Neue WDR-Hörfunkdirektorin: Nicht zu verhindern
Der Protest vieler WDR-Mitarbeiter gegen die neue Hörfunkdirektorin Valerie Weber hatte keine Chance. Denn die Wahl war schon zuvor gelaufen.
![](https://taz.de/picture/134444/14/wdr-buhrow-weber-schoenenborn.jpg)
Tom Buhrow hat es geschafft. Der WDR-Intendant hat im Rundfunkrat seine Kandidatin Valerie Weber als Hörfunkdirektorin durchgesetzt – trotz heftiger Proteste. Die Privatradiomanagerin erhielt sogar ein besseres Ergebnis als der neue Fernsehdirektor Jörg Schönenborn.
Um 16.49 Uhr war die Schlacht geschlagen. „40 Ja-Stimmen für Valerie (3 nein) – Rundfunkrat des @WDR hat sie gerade gewählt“, twitterte die Pressestelle des WDR. Schönenborn bekam 34 von 40 gültigen Stimmen. Kurze Zeit darauf trat die Rundfunkratsvorsitzende Ruth Hieronymi gemeinsam mit Buhrow, Schönenborn und Weber vor die Presse. „Mit großer Mehrheit haben wir dem Intendanten für seine Strategie, unseren WDR als öffentlich-rechtliches Flaggschiff zukunftssicher zu machen, unsere Unterstützung gegeben“, sagte die CDU-Politikerin.

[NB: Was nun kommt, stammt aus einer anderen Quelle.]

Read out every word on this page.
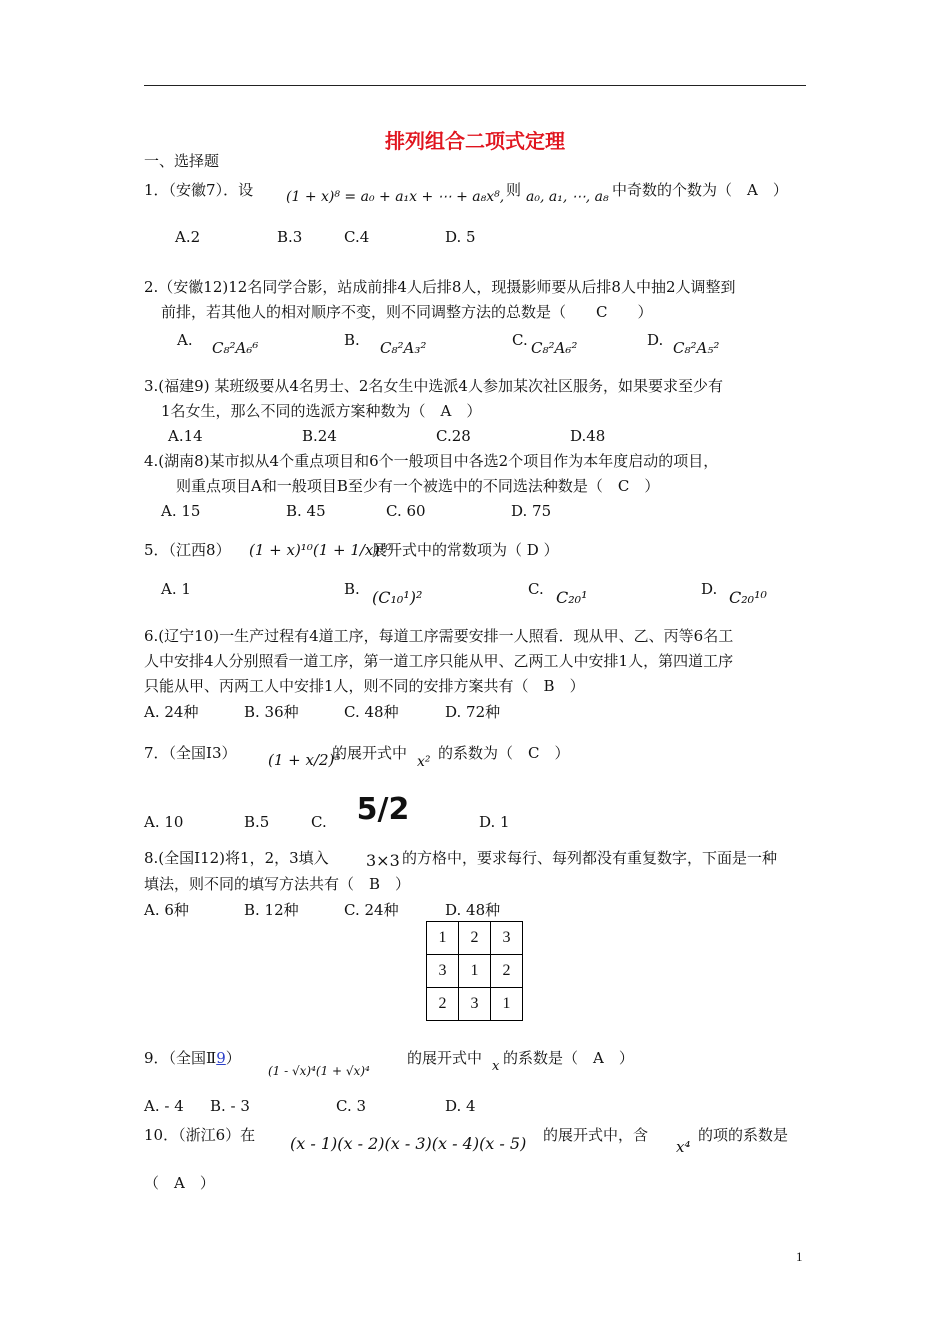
排列组合二项式定理
一、选择题
1．（安徽7）．设 (1 + x)⁸ = a₀ + a₁x + ⋯ + a₈x⁸, 则 a₀, a₁, ⋯, a₈ 中奇数的个数为（　A　）
A.2	B.3	C.4	D. 5
2.（安徽12)12名同学合影，站成前排4人后排8人，现摄影师要从后排8人中抽2人调整到
前排，若其他人的相对顺序不变，则不同调整方法的总数是（　　C　　）
A. C₈²A₆⁶	B. C₈²A₃²	C. C₈²A₆²	D. C₈²A₅²
3.(福建9) 某班级要从4名男士、2名女生中选派4人参加某次社区服务，如果要求至少有
1名女生，那么不同的选派方案种数为（　A　）
A.14	B.24	C.28	D.48
4.(湖南8)某市拟从4个重点项目和6个一般项目中各选2个项目作为本年度启动的项目，
则重点项目A和一般项目B至少有一个被选中的不同选法种数是（　C　）
A. 15	B. 45	C. 60	D. 75
5．（江西8） (1 + x)¹⁰(1 + 1/x)¹⁰
展开式中的常数项为（ D ）
A. 1	B. (C₁₀¹)²	C. C₂₀¹	D. C₂₀¹⁰
6.(辽宁10)一生产过程有4道工序，每道工序需要安排一人照看．现从甲、乙、丙等6名工
人中安排4人分别照看一道工序，第一道工序只能从甲、乙两工人中安排1人，第四道工序
只能从甲、丙两工人中安排1人，则不同的安排方案共有（　B　）
A. 24种	B. 36种	C. 48种	D. 72种
7．（全国Ⅰ3） (1 + x/2)⁵
的展开式中 x² 的系数为（　C　）
A. 10	B.5	C. 5/2	D. 1
8.(全国Ⅰ12)将1，2，3填入 3×3 的方格中，要求每行、每列都没有重复数字，下面是一种
填法，则不同的填写方法共有（　B　）
A. 6种	B. 12种	C. 24种	D. 48种
1	2	3
3	1	2
2	3	1
9．（全国Ⅱ9）
(1 - √x)⁴(1 + √x)⁴
的展开式中 x 的系数是（　A　）
A. - 4 B. - 3	C. 3	D. 4
10．（浙江6）在 (x - 1)(x - 2)(x - 3)(x - 4)(x - 5) 的展开式中，含
x⁴
的项的系数是
（　A　）
1
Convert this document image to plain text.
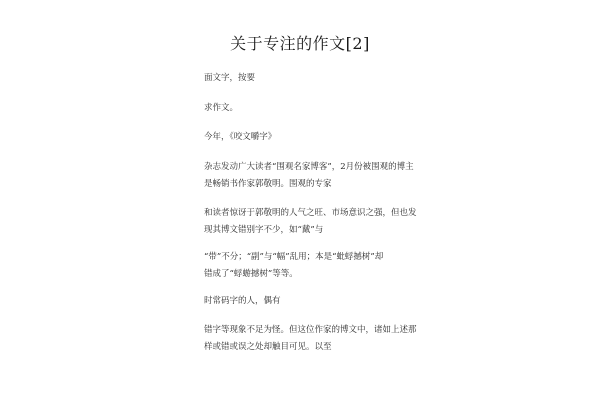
关于专注的作文[2]
面文字，按要
求作文。
今年，《咬文嚼字》
杂志发动广大读者“围观名家博客”，2月份被围观的博主
是畅销书作家郭敬明。围观的专家
和读者惊讶于郭敬明的人气之旺、市场意识之强，但也发
现其博文错别字不少，如“戴”与
“带”不分；“副”与“幅”乱用；本是“蚍蜉撼树”却
错成了“蜉蝣撼树”等等。
时常码字的人，偶有
错字等现象不足为怪。但这位作家的博文中，诸如上述那
样或错或误之处却触目可见。以至
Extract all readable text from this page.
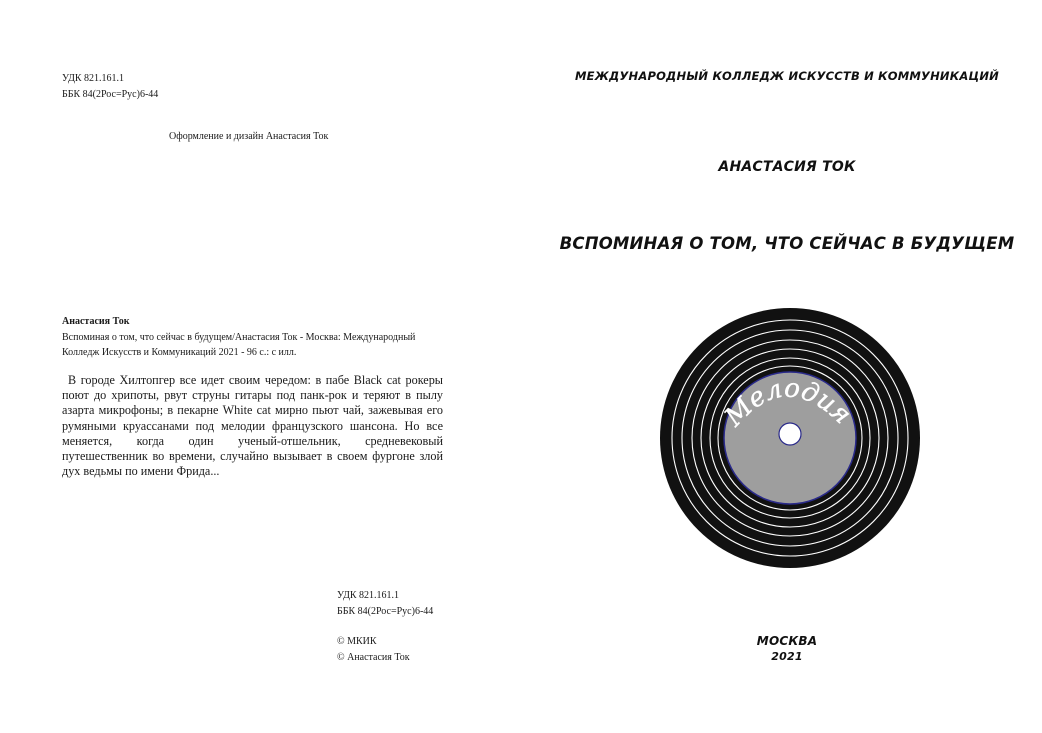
УДК 821.161.1
ББК 84(2Рос=Рус)6-44
Оформление и дизайн Анастасия Ток
Анастасия Ток
Вспоминая о том, что сейчас в будущем/Анастасия Ток - Москва: Международный
Колледж Искусств и Коммуникаций 2021 - 96 с.: с илл.
В городе Хилтопгер все идет своим чередом: в пабе Black cat рокеры поют до хрипоты, рвут струны гитары под панк-рок и теряют в пылу азарта микрофоны; в пекарне White cat мирно пьют чай, зажевывая его румяными круассанами под мелодии французского шансона. Но все меняется, когда один ученый-отшельник, средневековый путешественник во времени, случайно вызывает в своем фургоне злой дух ведьмы по имени Фрида...
УДК 821.161.1
ББК 84(2Рос=Рус)6-44
© МКИК
© Анастасия Ток
МЕЖДУНАРОДНЫЙ КОЛЛЕДЖ ИСКУССТВ И КОММУНИКАЦИЙ
АНАСТАСИЯ ТОК
ВСПОМИНАЯ О ТОМ, ЧТО СЕЙЧАС В БУДУЩЕМ
Мелодия
МОСКВА
2021
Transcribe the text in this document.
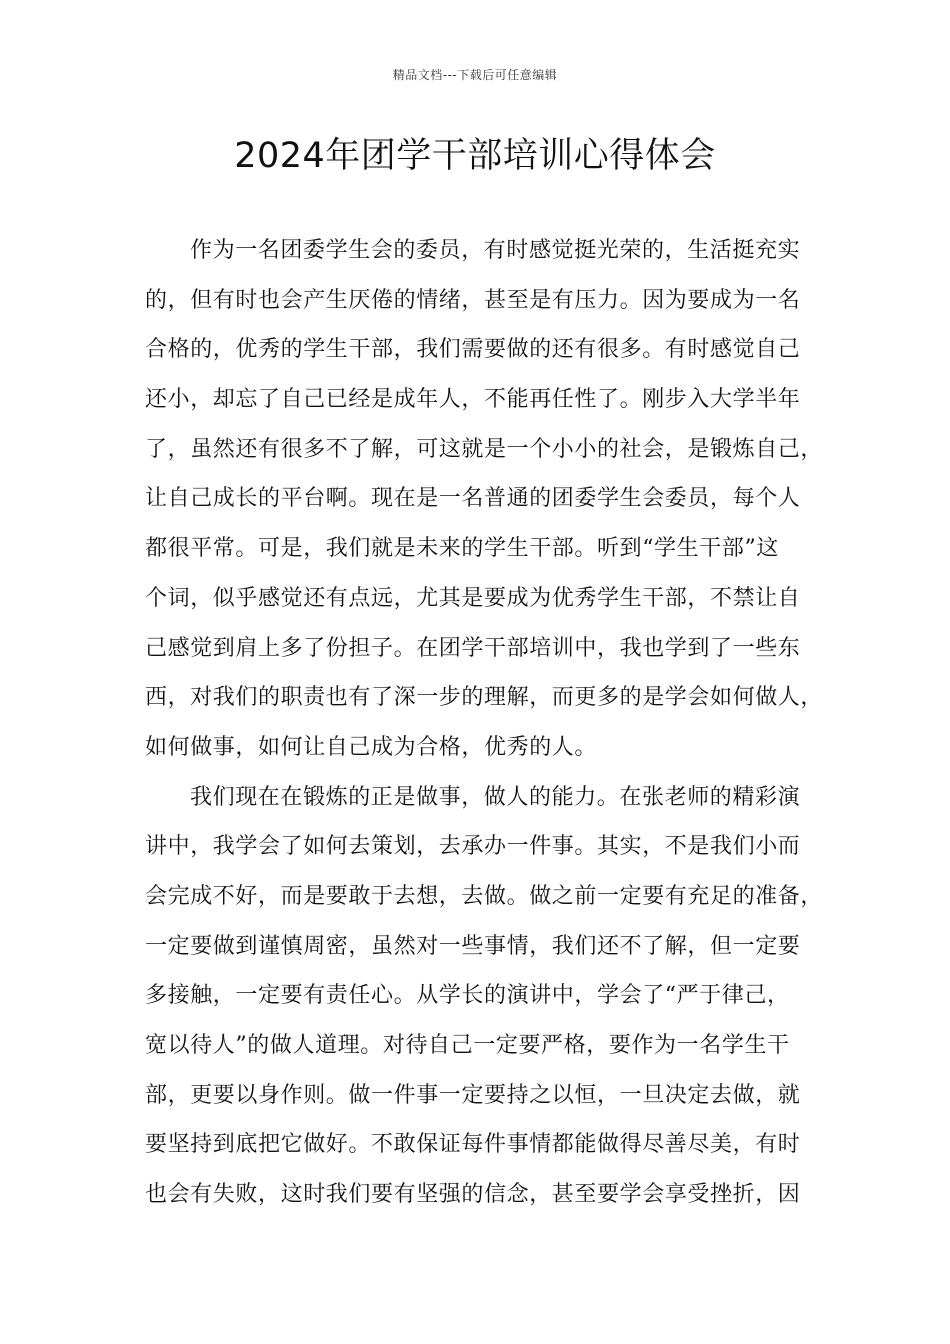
精品文档---下载后可任意编辑
2024年团学干部培训心得体会
作为一名团委学生会的委员，有时感觉挺光荣的，生活挺充实
的，但有时也会产生厌倦的情绪，甚至是有压力。因为要成为一名
合格的，优秀的学生干部，我们需要做的还有很多。有时感觉自己
还小，却忘了自己已经是成年人，不能再任性了。刚步入大学半年
了，虽然还有很多不了解，可这就是一个小小的社会，是锻炼自己，
让自己成长的平台啊。现在是一名普通的团委学生会委员，每个人
都很平常。可是，我们就是未来的学生干部。听到“学生干部”这
个词，似乎感觉还有点远，尤其是要成为优秀学生干部，不禁让自
己感觉到肩上多了份担子。在团学干部培训中，我也学到了一些东
西，对我们的职责也有了深一步的理解，而更多的是学会如何做人，
如何做事，如何让自己成为合格，优秀的人。
我们现在在锻炼的正是做事，做人的能力。在张老师的精彩演
讲中，我学会了如何去策划，去承办一件事。其实，不是我们小而
会完成不好，而是要敢于去想，去做。做之前一定要有充足的准备，
一定要做到谨慎周密，虽然对一些事情，我们还不了解，但一定要
多接触，一定要有责任心。从学长的演讲中，学会了“严于律己，
宽以待人”的做人道理。对待自己一定要严格，要作为一名学生干
部，更要以身作则。做一件事一定要持之以恒，一旦决定去做，就
要坚持到底把它做好。不敢保证每件事情都能做得尽善尽美，有时
也会有失败，这时我们要有坚强的信念，甚至要学会享受挫折，因
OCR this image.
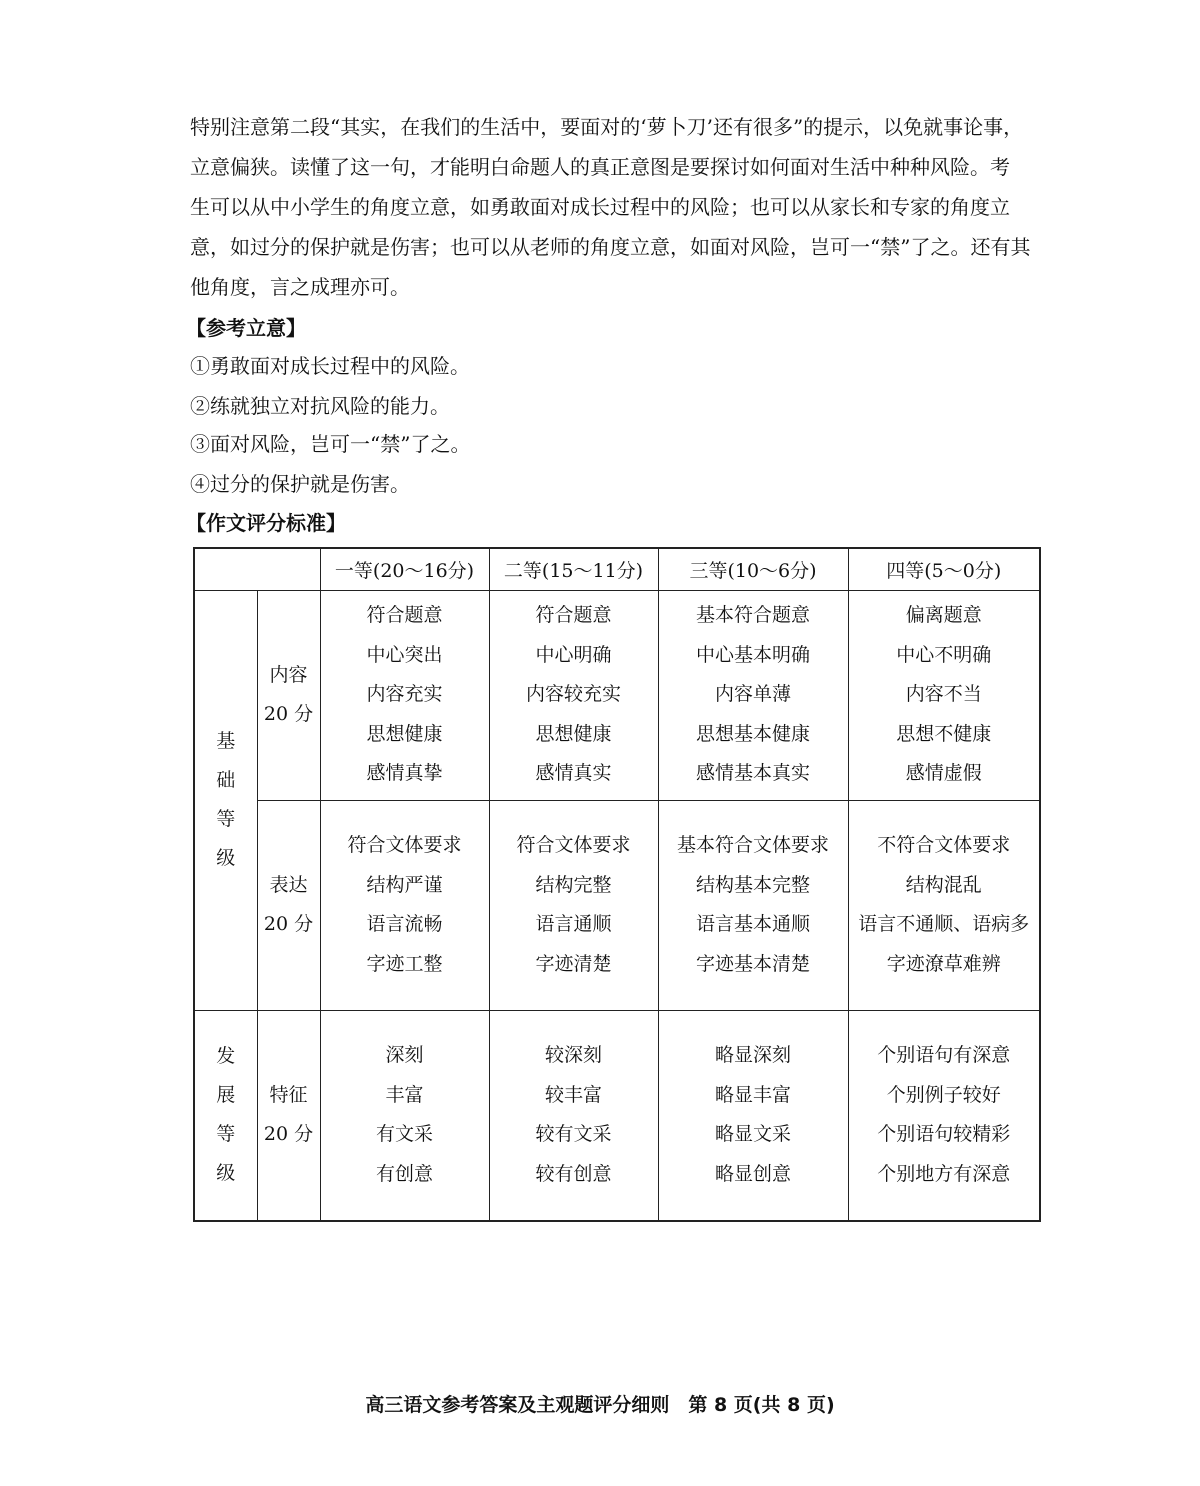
特别注意第二段“其实，在我们的生活中，要面对的‘萝卜刀’还有很多”的提示，以免就事论事，

立意偏狭。读懂了这一句，才能明白命题人的真正意图是要探讨如何面对生活中种种风险。考

生可以从中小学生的角度立意，如勇敢面对成长过程中的风险；也可以从家长和专家的角度立

意，如过分的保护就是伤害；也可以从老师的角度立意，如面对风险，岂可一“禁”了之。还有其

他角度，言之成理亦可。

【参考立意】
①勇敢面对成长过程中的风险。
②练就独立对抗风险的能力。
③面对风险，岂可一“禁”了之。
④过分的保护就是伤害。
【作文评分标准】
		一等(20～16分)	二等(15～11分)	三等(10～6分)	四等(5～0分)

基
础
等
级	内容
20 分	符合题意
中心突出
内容充实
思想健康
感情真挚	符合题意
中心明确
内容较充实
思想健康
感情真实	基本符合题意
中心基本明确
内容单薄
思想基本健康
感情基本真实	偏离题意
中心不明确
内容不当
思想不健康
感情虚假

	表达
20 分	符合文体要求
结构严谨
语言流畅
字迹工整	符合文体要求
结构完整
语言通顺
字迹清楚	基本符合文体要求
结构基本完整
语言基本通顺
字迹基本清楚	不符合文体要求
结构混乱
语言不通顺、语病多
字迹潦草难辨

发
展
等
级	特征
20 分	深刻
丰富
有文采
有创意	较深刻
较丰富
较有文采
较有创意	略显深刻
略显丰富
略显文采
略显创意	个别语句有深意
个别例子较好
个别语句较精彩
个别地方有深意
高三语文参考答案及主观题评分细则　第 8 页(共 8 页)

„Ich freue mich über die Rückendeckung“, strahlte Buhrow. Auch Weber zeigte sich „sehr, sehr, sehr erleichtert über dieses klare Stimmenverhältnis bei den Rundfunkräten“. Sie „verstehe absolut die Ängste, die auch im Haus herrschen“, und könne „auch damit umgehen, wenn der Wind mal von vorne kommt“.
Zu den drei Gegenstimmen im Rundfunkrat gehört die von Rüdiger Sagel, dem Vorsitzenden der Linkspartei in NRW. „Frau Weber muss jetzt einen kompletten Philosophiewechsel vornehmen“, sagt Sagel mit Blick auf ihre bisherige Dudelfunktätigkeit. „Es besteht die Gefahr der Boulevardisierung des öffentlich-rechtlichen Rundfunks in Nordrhein-Westfalen“, fürchtet der Ex-Landtagsabgeordnete. Es sei sicher richtig, dass sich das Radio verändern müsse, um gerade auch von jüngeren Leuten angenommen zu werden. Aber dabei müsse es dem Auftrag der öffentlich-rechtlichen Sender entsprechend um anspruchsvolles und informatives Programm gehen.
150 Unterschriften gegen Weber
Das sehen viele WDR-Mitarbeiter nicht anders. Mit seinem deutlichen Votum setzte sich der Rundfunkrat jedoch über alle hausinternen Bedenken gegen Weber hinweg. So hatten im Vorfeld mehr als 150 Redakteure in einem offenen Brief heftige Zweifel an der Berufung der derzeitigen Programmdirektorin und Geschäftsführerin von Antenne Bayern geäußert, „die ihre unbestrittenen Quoten-Erfolge im Radio ausschließlich in Programmen mit einem Mix aus seichtem Pop, reißerischer Eigenwerbung, Regionalpatriotismus, ständigen Gewinnspielen und Comedybeiträgen erzielt hat“. In einer Resolution sprachen sich sogar etwa 300 WDR-Redakteure für die Verschiebung der Wahl aus. Vergeblich.
Dass Weber nicht mehr zu verhindern sein würde, hatte sich bereits abgezeichnet. „Am Mittwochnachmittag war die Sache durch“, sagt ein Insider. Da hatten sich hinter verschlossenen Türen die nicht parteigebundenen Rundfunkratsmitglieder getroffen, die sogenannten Grauen.
Die Vertreter gesellschaftlicher Organisationen signalisierten, dass sie die Personalie mittragen würden. Es habe zwar kritische Stimmen gegeben, aber letztlich hätten sie den neuen Intendanten nicht beschädigen wollen. Damit war klar, dass es keinen relevanten Widerstand im Rundfunkrat geben würde.
Auf einer außerordentlichen Redakteursversammlung, die ebenfalls am Mittwoch im überfüllten Kleinen Sendesaal des WDR stattfand, hatte Buhrow seinen Personalvorschlag mit Verve verteidigt. „Wenn jemand Groschenromane geschrieben hat, heißt das doch nicht, dass er keine Romane schreiben darf“, warb er für Weber. Er habe sich für die 47-Jährige entschieden, weil sie ihm eine „überzeugende Wellenstrategie“ präsentiert hätte. Wie die aussieht, blieb im Dunkeln.